Overclocking
When the time came to tinker outside of spec, our first order of business was to determine if the dormant processing core could be successfully unlocked. We had a stable fourth core in September, but this time our system refused to even boot as an Athlon II X4. The motherboard’s design, unfortunately, made resetting the system a bit tedious, as accessing the clear CMOS jumper requires removal of the graphics card.
While unlocking was a failure, our Athlon II had a good deal of headroom for increasing core speed. The chip’s VID (Voltage ID) was 1.3 V, as opposed to the September machine's 1.4 V. Once again, the motherboard overvolted a bit beyond that. At stock voltage, stability was found beyond 3.4 GHz.
We only took the CPU up to 1.4 V in the BIOS, which CPU-Z reported as 1.432 V at idle and 1.464 V during load, finally settling for a respectable 3.875 GHz (250 * 15.5). This Mushkin RAM was found to have little headroom, so the 250 MHz reference clock worked out for keeping our RAM within spec (at DDR3-1333). Maximum available CPU-NB frequency was 2500 MHz, but we settled for 2250 MHz due to the motherboard's cooling and lack of adjustable CPU-NB voltage.

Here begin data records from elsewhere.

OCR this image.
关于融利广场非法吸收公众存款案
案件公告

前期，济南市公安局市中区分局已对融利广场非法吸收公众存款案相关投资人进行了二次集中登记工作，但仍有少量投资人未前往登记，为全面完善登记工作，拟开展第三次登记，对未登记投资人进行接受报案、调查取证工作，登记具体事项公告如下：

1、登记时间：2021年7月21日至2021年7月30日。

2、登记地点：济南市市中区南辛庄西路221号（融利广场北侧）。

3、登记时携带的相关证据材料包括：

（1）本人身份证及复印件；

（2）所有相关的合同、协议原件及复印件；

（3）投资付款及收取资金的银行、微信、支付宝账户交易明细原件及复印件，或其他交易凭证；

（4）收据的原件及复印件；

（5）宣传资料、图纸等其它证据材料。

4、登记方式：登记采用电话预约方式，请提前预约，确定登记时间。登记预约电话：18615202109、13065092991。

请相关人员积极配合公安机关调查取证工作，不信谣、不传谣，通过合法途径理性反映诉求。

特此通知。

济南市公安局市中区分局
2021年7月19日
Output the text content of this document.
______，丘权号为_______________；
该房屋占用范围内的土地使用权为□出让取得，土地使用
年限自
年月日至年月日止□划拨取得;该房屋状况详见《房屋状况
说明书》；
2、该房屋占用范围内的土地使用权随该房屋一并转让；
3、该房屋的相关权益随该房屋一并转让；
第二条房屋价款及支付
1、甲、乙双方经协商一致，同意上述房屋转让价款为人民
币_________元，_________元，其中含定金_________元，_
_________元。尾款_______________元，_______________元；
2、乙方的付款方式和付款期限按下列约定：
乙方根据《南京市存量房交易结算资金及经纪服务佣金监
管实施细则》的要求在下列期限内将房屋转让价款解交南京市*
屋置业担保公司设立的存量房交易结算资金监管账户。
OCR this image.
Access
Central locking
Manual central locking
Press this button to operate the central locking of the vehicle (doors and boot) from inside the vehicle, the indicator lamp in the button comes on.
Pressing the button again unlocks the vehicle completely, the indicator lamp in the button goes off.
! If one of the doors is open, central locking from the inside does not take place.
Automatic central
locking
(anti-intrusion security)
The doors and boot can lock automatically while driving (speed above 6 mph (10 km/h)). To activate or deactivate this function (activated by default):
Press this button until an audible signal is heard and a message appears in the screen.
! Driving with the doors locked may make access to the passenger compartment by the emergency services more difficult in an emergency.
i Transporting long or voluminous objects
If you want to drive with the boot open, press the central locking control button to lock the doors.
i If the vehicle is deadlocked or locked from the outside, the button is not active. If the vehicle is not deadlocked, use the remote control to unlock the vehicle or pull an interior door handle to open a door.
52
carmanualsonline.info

The Sparkle GeForce GTX 460 also had a decent amount of headroom for increased frequencies, and the quiet cooler was effective for overclocking without overriding the auto fan settings. Starting at a reference 675 MHz core and 1350 MHz shaders, our card topped out at 835/1670 MHz, respectively. We didn’t push the GDDR5 memory all the way to its breaking point, calling it quits after raising it from 900 MHz (3600 MT/s effective) up to 1060 MHz (4240 MT/s). These frequencies were then dialed back to 823/1640/1050 (4200) during our overclocked set of benchmarks.